Coulter quoted NYT columnists out of context to defend inauguration costs

In her January 20 nationally syndicated column, right-wing pundit Ann Coulter took The New York Times to task for comparing the Bush administration's initial pledge of aid to victims of the December 26 tsunami with the expected cost of President Bush's inauguration, and in so doing mischaracterized a 1993 Times column as “gush[ing]” over former President Clinton's 1993 inauguration. While Coulter was literally correct that Times columnists Frank Rich and Maureen Dowd wrote that “It has all been so much fun, is it too much to ask that it go on forever?” their tone was in fact sarcastic, as is clear from reading the whole column.

In their January 21, 1993, column, titled “Picking up the Perks of Presidential Power,” Rich and Dowd waxed sarcastic over the length of Clinton's inaugural celebration:

It has all been so much fun, is it too much to ask that it go on forever? After all, the nation has gone from an Inaugural Day to an Inaugural-Eve-Gala and Inaugural Day to this Administration's precedent-setting Inaugural Week.

Now, in the capital, comes the movement for a Permanent Inaugural to complement Mr. Clinton's permanent campaign.

Though this inaugural celebration has already lasted longer than “Gone With The Wind,” “Roots” and “The Winds of War,” let it be remembered that there is always room for more. Think about “Scarlett,” “Roots: The Next Generation,” and “War and Remembrance.”

In her column, Coulter also attacked Rich and Dowd for quoting Hollywood agent Karen Russell as saying of the Clinton inaugural: “I'm in this fantasy world. I haven't slept. I'm punch drunk.” But Coulter omitted Rich and Dowd's reference to Russell's comments as “corny, mushy and communitarian.” They wrote:

On this day, all corny, mushy and communitarian quotations are welcome. Surely, Karen Russell, a Hollywood agent with United Talent Agency, spoke for everyone yesterday: “I'm in this fantasy world,” she said at an American Film Institute luncheon. “I haven't slept. I'm punch drunk. Today's my birthday. I'm 31. I just feel like I'm in this place called Clinton-land. I thought I was a jaded Hollywood person, but to see a President take an oath and the next person to speak is a black woman [poet Maya Angelou] in the white guy's club is amazing.”
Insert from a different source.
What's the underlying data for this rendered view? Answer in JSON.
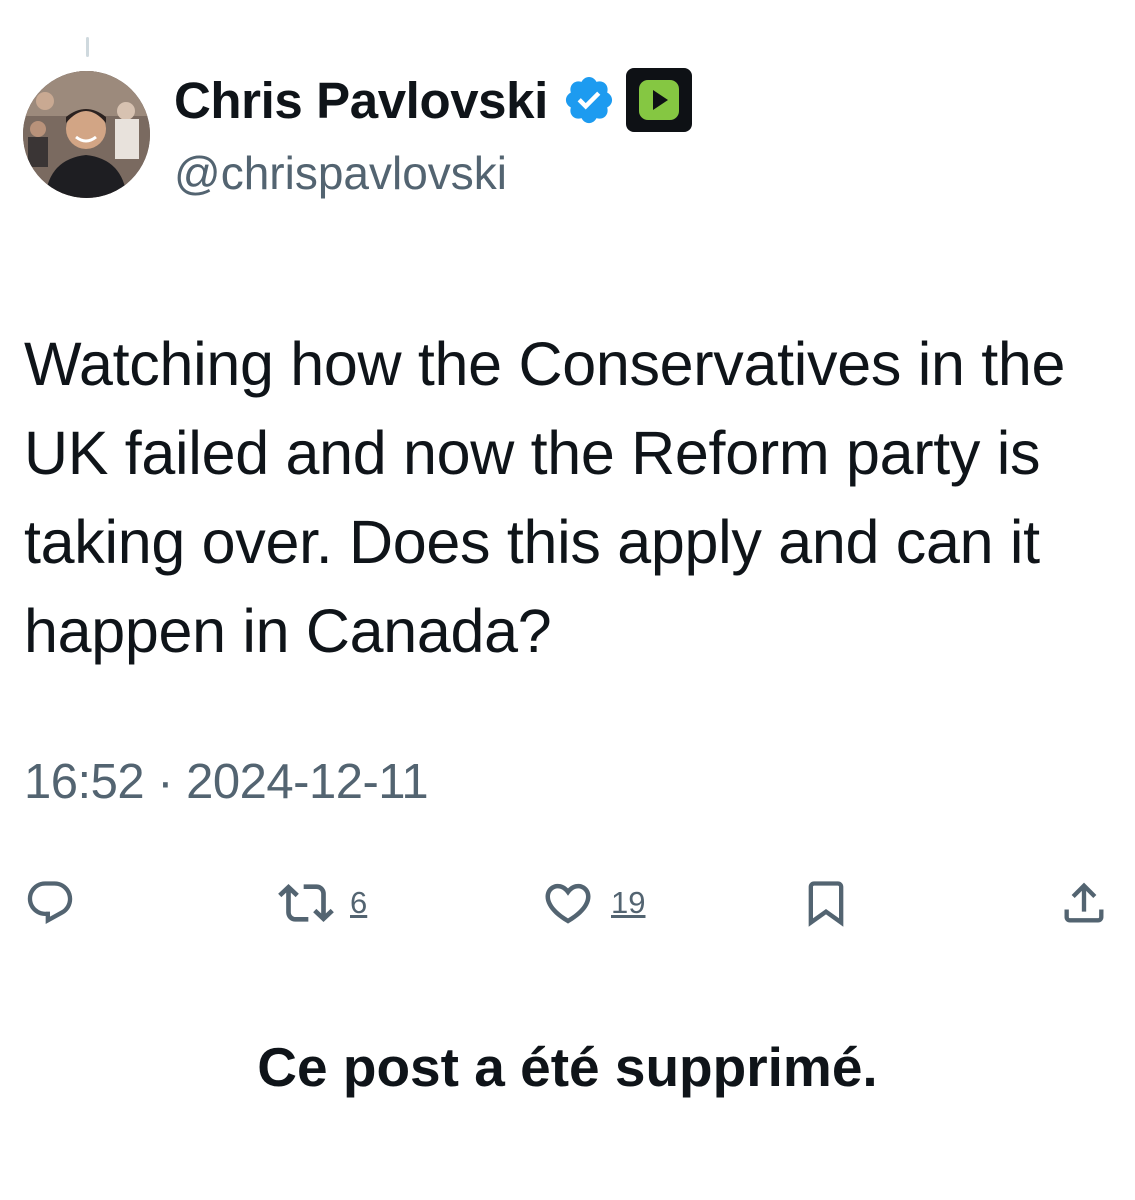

On President Clinton's Inauguration Day, January 20, 1993, the Times published a Rich and Dowd column titled “The Reign of King Bill Descends on the Capital,” in which the columnists criticized the lavishness of Clinton's inaugural celebration and compared it to “the coronation of the Sun King [French King Louis XIV].”

In her January 20 column, Coulter responded to a December 30, 2004, New York Times editorial titled, “Are we stingy? Yes,” which criticized the initial $15 million in aid that the Bush administration pledged to tsunami victims as “less than half of what Republicans plan to spend on the Bush inaugural festivities.” The 2005 inaugural expenses were estimated to be $40 million.

From Coulter's column:

“It has all been so much fun,” Frank Rich and Maureen Dowd gushed in the New York Times in January 1993. It was Bill Clinton's one-week inaugural celebration. “Is it too much to ask that it go on forever?” (For those who loved America, the next eight years would only seem to go on forever.)

Rich and Dowd quoted Hollywood agent Karen Russell, saying: “I'm in this fantasy world. I haven't slept. I'm punch drunk. ... I just feel like I'm in this place called Clinton-land” - which, if it were a theme park, could bill itself as “the sleaziest place on Earth!” Russell, they said, “spoke for everyone.”

[...]

I wouldn't mention it, except for the Times' recent editorial snippily remarking that the amount of foreign aid to tsunami victims offered by the United States within the first few days of the disaster was “less than half of what Republicans plan to spend on the Bush inaugural festivities.” By that logic, why hold the Golden Globes, the Academy Awards, or spend money on restaurants and theater productions praised in the New York Times? That money could go to tsunami victims!